What are the parts of an appraisal?

A home purchase is the most important investment most may ever encounter. It doesn't matter if it's a primary residence, a seasonal vacation property or a rental fixer upper, purchasing real property is an involved transaction that requires multiple parties to see it through.

To learn more about appraising, click here to see a short video or call us today to talk about your specific property.


It's likely you are familiar with the parties having a role in the transaction. The real estate agent is the most recognizable face in the exchange. Then, the lender provides the money necessary to bankroll the transaction. The title company ensures that all details of the sale are completed and that a clear title passes from the seller to the purchaser.

So what party makes sure the real estate is consistent with the purchase price?   In comes the appraiser.   We provide an unbiased estimate of what a buyer could expect to pay - or a seller receive - for a property, where both buyer and seller are informed parties. A professional Nebraska licensed appraiser from Wilder & Associates will ensure you as an interested party are informed.

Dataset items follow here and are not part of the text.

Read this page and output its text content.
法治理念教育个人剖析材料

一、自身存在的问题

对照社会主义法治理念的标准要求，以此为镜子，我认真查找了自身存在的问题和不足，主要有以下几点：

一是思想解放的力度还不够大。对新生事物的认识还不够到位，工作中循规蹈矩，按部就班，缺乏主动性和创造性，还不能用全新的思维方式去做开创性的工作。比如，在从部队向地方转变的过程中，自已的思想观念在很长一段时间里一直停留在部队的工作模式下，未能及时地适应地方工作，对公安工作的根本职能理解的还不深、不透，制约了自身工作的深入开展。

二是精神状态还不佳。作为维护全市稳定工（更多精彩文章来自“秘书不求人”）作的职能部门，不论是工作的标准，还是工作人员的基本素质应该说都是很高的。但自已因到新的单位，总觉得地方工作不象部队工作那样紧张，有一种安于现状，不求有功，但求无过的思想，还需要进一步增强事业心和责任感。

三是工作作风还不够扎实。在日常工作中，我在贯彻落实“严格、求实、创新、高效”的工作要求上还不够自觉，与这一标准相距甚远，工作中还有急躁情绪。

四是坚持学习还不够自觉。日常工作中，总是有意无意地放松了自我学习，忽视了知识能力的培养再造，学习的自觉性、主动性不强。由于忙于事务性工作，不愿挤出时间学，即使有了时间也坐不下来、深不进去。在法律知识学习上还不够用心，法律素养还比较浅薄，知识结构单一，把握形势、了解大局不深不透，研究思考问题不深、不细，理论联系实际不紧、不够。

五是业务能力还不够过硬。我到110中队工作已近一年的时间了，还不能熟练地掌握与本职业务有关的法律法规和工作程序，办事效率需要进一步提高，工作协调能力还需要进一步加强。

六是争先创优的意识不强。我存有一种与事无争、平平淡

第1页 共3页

Appraisals begin with the property inspection

To determine an accurate status of the property, it's our responsibility to first conduct a thorough inspection. We must see aspects of the property first hand, such as the number of bedrooms and bathrooms, the location, amenities, etc., to ensure they really are present and are in the shape a typical person would expect them to be. To make sure the stated size of the property has not been misrepresented and convey the layout of the home, the inspection often requires creating a sketch of the floor plan. Most importantly, the appraiser identifies any obvious amenities - or defects - that would have an impact on the value of the house.

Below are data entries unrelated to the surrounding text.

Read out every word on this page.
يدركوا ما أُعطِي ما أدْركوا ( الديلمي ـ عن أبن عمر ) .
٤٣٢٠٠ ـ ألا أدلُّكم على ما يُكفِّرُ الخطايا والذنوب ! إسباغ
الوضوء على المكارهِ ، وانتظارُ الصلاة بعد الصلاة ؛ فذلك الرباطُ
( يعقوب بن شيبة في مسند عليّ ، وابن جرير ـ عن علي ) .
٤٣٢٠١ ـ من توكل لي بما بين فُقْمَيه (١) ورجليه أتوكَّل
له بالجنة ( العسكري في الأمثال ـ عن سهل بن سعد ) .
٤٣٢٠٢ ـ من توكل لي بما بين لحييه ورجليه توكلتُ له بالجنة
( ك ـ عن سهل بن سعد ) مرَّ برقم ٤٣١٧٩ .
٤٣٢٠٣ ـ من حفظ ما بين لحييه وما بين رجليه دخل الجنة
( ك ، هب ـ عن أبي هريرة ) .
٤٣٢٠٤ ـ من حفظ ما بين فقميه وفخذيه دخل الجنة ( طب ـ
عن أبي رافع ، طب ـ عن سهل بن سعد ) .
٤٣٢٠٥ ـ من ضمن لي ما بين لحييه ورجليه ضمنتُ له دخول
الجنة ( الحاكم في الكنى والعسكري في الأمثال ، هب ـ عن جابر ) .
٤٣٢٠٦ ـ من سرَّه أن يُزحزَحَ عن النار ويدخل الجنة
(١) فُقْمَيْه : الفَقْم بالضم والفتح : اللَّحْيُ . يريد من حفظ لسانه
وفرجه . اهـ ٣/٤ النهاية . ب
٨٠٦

Following the inspection, we use two or three approaches when determining the value of the property: a sales comparison, a replacement cost calculation, and an income approach when rental properties are prevalent.

Cost Approach

This is where the appraiser analyzes information on local building costs, labor rates and other factors to calculate how much it would cost to build a property similar to the one being appraised. This value often sets the upper limit on what a property would sell for. It's also the least used method.

Paired Sales Analysis

Appraisers get to know the neighborhoods in which they appraise. We innately understand the value of certain features to the people of that area. Then, the appraiser researches recent transactions in close proximity to the subject and finds properties which are 'comparable' to the subject being appraised. Using knowledge of the value of certain items such as square footage, extra bathrooms, hardwood floors, fireplaces or view lots (just to name a few), we adjust the comparable properties so that they more accurately match the features of subject property.

  • For example, if the comparable has an extra half bath that the subject doesn't, the appraiser may deduct the value of that half bath from the sales price of the comparable home.
  • However, in the case where the subject has something such as an extra half bath that a comparable doesn't have, the appraiser might add the value of that bath to the comparable property.
When it comes to knowing the true value of features of homes in Papillion and Sarpy, Wilder & Associates can't be beat. This approach to value is most often awarded the most consideration when an appraisal is for a home exchange.

Valuation Using the Income Approach

In the case of income producing properties - rental houses for example - the appraiser may use an additional approach to value. In this scenario, the amount of revenue the property generates is factored in with income produced by nearby properties to determine the current value.

Putting It All Together

Combining information from all applicable approaches, the appraiser is then ready to document an estimated market value for the property at hand. The estimate of value at the bottom of the appraisal report is not necessarily the final sales price even though it is likely the best indication of a property's market value Depending on the individual situations of the buyer or seller, their level of urgency or a buyer's desire for that exact property, the closing price of a home can always be driven up or down. But the appraised value is often used as a guideline for lenders who don't want to loan a buyer more money than the property would likely sell for in an open marketplace. The bottom line is: An appraiser from Wilder & Associates will help you attain the most accurate property value, so you can make profitable real estate decisions.